Color CRTs as used in television receivers and computer terminals employ multiple electron beams for providing a video image comprised of the primary colors of red, green and blue on a display screen. Typically, three electron beams are directed onto and scan the display screen in a raster-like manner. A common color CRT design has the three electron beams arranged in an inline array. An electron gun in the color CRT typically employs plural cathodes for generating energetic electrons in combination with apertured, charged grids aligned along the electron gun's longitudinal axis. Each of the charged grids typically includes three inline beam passing apertures for forming the energetic electrons into three separate beams and for focussing the beams on the CRT's display screen.
In order to provide a high quality color video image on the CRT's display screen, each of the gun's charged grids must be in precise position and alignment along the electron gun's longitudinal axis. An alignment jig incorporating three spaced mandrels is typically used for positioning and aligning the grids during electron gun assembly. Where the three inline electron beam passing apertures are circular, cylindrically shaped mandrels are employed for engaging those portions of the grid defining the three inline apertures therein. The cylindrically shaped mandrels provide the requisite alignment precision of the grids necessary for electron gun assembly.

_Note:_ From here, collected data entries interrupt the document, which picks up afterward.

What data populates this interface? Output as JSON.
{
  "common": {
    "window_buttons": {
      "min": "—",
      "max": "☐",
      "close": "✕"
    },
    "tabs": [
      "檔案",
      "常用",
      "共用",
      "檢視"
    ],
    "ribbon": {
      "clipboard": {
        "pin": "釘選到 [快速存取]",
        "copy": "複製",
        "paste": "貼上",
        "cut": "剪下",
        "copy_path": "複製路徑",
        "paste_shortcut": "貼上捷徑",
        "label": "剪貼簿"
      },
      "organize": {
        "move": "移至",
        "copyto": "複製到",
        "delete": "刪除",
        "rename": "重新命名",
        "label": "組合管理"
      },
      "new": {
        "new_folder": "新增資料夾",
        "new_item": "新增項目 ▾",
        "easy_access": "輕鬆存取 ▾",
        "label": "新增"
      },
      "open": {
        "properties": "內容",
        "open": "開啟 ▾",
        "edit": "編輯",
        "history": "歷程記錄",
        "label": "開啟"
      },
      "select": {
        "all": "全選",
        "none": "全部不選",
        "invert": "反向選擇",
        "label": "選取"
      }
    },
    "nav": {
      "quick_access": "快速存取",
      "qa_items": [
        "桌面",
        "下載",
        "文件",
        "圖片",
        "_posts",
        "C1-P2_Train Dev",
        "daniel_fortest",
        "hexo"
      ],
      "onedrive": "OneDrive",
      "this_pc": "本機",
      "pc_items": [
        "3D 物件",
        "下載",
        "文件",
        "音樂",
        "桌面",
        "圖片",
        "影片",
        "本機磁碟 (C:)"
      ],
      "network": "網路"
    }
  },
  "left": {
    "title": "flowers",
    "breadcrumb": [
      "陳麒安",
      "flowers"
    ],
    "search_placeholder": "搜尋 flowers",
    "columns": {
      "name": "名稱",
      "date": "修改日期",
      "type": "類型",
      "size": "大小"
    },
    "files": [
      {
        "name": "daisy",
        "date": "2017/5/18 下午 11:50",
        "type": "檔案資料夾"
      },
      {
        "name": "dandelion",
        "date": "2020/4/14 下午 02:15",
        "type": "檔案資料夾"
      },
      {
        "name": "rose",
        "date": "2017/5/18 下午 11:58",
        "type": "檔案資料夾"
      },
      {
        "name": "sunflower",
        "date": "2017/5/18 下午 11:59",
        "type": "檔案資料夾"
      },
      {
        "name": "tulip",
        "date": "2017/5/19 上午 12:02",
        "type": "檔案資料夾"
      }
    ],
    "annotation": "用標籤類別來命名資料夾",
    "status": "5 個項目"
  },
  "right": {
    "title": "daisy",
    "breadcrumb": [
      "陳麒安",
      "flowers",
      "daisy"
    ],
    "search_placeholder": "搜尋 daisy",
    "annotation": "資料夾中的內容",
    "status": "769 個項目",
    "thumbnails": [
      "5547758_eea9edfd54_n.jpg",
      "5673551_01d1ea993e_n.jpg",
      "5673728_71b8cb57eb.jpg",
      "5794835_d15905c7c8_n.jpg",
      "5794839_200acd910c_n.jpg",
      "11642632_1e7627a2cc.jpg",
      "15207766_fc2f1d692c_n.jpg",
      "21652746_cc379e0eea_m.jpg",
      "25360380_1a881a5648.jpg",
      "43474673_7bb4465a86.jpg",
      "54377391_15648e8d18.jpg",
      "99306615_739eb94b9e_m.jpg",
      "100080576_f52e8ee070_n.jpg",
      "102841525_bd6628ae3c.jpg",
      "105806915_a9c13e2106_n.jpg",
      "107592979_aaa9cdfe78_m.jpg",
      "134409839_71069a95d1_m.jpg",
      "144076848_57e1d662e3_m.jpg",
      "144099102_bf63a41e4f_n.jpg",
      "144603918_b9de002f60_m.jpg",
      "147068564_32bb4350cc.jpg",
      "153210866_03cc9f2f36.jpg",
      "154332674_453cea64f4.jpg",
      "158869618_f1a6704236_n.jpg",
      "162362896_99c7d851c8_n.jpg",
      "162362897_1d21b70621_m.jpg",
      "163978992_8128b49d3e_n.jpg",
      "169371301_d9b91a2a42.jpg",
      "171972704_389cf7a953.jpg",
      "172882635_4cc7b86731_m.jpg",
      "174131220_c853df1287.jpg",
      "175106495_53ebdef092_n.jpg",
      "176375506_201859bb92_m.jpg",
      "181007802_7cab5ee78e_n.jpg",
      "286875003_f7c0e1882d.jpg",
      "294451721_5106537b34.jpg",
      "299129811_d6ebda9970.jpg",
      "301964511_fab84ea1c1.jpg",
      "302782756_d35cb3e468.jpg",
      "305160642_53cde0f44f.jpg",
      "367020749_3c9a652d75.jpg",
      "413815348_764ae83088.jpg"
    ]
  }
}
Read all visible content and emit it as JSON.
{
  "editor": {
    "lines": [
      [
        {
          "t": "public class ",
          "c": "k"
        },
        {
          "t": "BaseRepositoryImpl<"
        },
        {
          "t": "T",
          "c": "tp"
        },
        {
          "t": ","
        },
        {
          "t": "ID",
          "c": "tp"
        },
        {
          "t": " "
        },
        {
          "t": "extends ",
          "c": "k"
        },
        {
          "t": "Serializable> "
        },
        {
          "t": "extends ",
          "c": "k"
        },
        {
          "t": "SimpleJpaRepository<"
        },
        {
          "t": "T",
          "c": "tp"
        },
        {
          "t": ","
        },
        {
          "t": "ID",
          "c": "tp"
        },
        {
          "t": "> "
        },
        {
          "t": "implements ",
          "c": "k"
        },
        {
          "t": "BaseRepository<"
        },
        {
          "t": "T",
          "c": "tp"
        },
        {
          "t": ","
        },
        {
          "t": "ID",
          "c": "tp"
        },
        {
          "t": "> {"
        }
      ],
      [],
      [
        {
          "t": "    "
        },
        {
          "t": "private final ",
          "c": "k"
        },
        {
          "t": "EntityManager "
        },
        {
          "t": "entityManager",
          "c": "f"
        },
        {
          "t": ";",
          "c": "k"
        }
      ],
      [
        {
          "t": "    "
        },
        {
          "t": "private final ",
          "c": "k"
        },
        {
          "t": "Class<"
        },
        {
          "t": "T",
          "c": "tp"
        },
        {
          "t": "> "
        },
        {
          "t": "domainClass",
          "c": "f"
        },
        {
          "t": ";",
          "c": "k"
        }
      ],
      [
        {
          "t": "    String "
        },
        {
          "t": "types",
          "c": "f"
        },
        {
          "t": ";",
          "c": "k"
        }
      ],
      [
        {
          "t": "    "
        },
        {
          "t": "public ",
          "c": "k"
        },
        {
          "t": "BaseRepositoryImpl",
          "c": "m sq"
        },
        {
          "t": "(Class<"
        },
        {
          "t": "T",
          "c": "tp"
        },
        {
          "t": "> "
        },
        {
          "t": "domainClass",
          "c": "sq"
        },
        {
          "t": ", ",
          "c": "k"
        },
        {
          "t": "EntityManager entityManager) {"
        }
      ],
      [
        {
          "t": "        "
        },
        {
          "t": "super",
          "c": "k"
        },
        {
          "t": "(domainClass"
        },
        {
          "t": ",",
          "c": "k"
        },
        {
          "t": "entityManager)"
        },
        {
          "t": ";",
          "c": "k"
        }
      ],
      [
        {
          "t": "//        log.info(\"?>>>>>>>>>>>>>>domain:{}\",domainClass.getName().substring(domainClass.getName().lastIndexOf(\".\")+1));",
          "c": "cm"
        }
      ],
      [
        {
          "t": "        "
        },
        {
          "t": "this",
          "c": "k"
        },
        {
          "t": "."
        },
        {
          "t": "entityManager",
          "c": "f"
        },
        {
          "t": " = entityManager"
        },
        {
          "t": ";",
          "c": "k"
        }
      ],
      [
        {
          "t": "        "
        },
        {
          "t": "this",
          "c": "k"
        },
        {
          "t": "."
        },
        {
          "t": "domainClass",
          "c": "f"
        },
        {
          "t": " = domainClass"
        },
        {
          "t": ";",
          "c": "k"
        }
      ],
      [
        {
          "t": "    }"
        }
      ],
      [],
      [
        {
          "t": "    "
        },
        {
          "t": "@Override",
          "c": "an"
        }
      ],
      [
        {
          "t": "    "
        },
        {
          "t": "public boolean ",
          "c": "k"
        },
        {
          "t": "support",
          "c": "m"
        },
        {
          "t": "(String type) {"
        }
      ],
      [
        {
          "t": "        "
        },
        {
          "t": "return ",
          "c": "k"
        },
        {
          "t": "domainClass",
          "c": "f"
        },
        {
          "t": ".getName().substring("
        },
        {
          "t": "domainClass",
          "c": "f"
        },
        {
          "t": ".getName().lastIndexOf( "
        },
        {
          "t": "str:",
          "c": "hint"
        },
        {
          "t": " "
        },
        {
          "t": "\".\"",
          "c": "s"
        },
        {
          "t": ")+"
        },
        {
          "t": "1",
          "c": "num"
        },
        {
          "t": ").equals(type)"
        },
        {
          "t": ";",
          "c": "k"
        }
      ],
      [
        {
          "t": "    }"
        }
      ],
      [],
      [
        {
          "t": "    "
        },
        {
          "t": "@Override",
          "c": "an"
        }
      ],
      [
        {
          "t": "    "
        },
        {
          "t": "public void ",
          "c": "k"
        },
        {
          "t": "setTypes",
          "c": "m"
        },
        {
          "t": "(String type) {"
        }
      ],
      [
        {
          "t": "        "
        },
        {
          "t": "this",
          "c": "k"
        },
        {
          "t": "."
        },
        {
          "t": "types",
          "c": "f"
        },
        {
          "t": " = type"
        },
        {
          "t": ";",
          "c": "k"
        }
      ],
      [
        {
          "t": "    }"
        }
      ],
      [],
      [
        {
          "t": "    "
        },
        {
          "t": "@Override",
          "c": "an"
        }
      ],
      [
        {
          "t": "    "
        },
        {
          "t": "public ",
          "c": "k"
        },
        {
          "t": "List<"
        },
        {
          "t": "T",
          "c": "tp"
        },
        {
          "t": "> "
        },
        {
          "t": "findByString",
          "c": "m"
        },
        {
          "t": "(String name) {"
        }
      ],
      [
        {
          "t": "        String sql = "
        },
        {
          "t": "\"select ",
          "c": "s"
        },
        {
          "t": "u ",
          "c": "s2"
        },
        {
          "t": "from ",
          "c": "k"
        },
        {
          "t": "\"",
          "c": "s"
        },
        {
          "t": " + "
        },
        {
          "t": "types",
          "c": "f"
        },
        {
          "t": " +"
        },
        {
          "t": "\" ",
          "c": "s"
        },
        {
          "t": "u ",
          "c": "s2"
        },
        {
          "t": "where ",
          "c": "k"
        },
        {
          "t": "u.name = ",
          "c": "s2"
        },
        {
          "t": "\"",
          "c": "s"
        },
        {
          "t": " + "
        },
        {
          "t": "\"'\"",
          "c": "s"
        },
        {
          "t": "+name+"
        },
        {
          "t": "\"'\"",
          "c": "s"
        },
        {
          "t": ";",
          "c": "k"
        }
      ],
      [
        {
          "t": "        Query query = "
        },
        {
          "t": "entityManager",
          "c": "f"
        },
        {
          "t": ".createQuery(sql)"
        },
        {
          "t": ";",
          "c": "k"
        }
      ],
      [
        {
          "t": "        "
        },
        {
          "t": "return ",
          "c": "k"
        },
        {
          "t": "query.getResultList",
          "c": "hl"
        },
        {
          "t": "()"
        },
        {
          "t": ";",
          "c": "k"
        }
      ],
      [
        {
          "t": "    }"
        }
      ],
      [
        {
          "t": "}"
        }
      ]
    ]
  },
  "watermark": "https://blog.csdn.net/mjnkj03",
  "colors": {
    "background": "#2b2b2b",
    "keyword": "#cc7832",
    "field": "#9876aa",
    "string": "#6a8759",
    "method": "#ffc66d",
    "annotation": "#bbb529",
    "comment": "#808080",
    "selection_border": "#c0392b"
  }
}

However, in some cases non-circular beam passing apertures are provided in the electron gun grid for improved video image quality. For example, the two outer electron beam passing apertures may be provided with an asymmetric, e.g., eccentric, shape to compensate for the asymmetric electrostatic field applied to the two outer electron beams. This asymmetric electrostatic field arises from the inline alignment of the three electron beams and the shape of the common lens portions of grids in the electron gun's main focus lens. The use of a cylindrical mandrel inserted in an asymmetric beam passing aperture typically gives rise to rotation of the grid during electron gun assembly. Rotation of the grid misaligns the grid's electron beam passing apertures resulting in a degradation of video image quality presented on the CRT's display screen.
The present invention addresses the aforementioned limitations of the prior art by providing for the precise alignment of grids having asymmetric beam passing apertures during electron gun assembly. The present invention also provides apparatus for the stable and secure positioning of electron gun grids during electron gun assembly.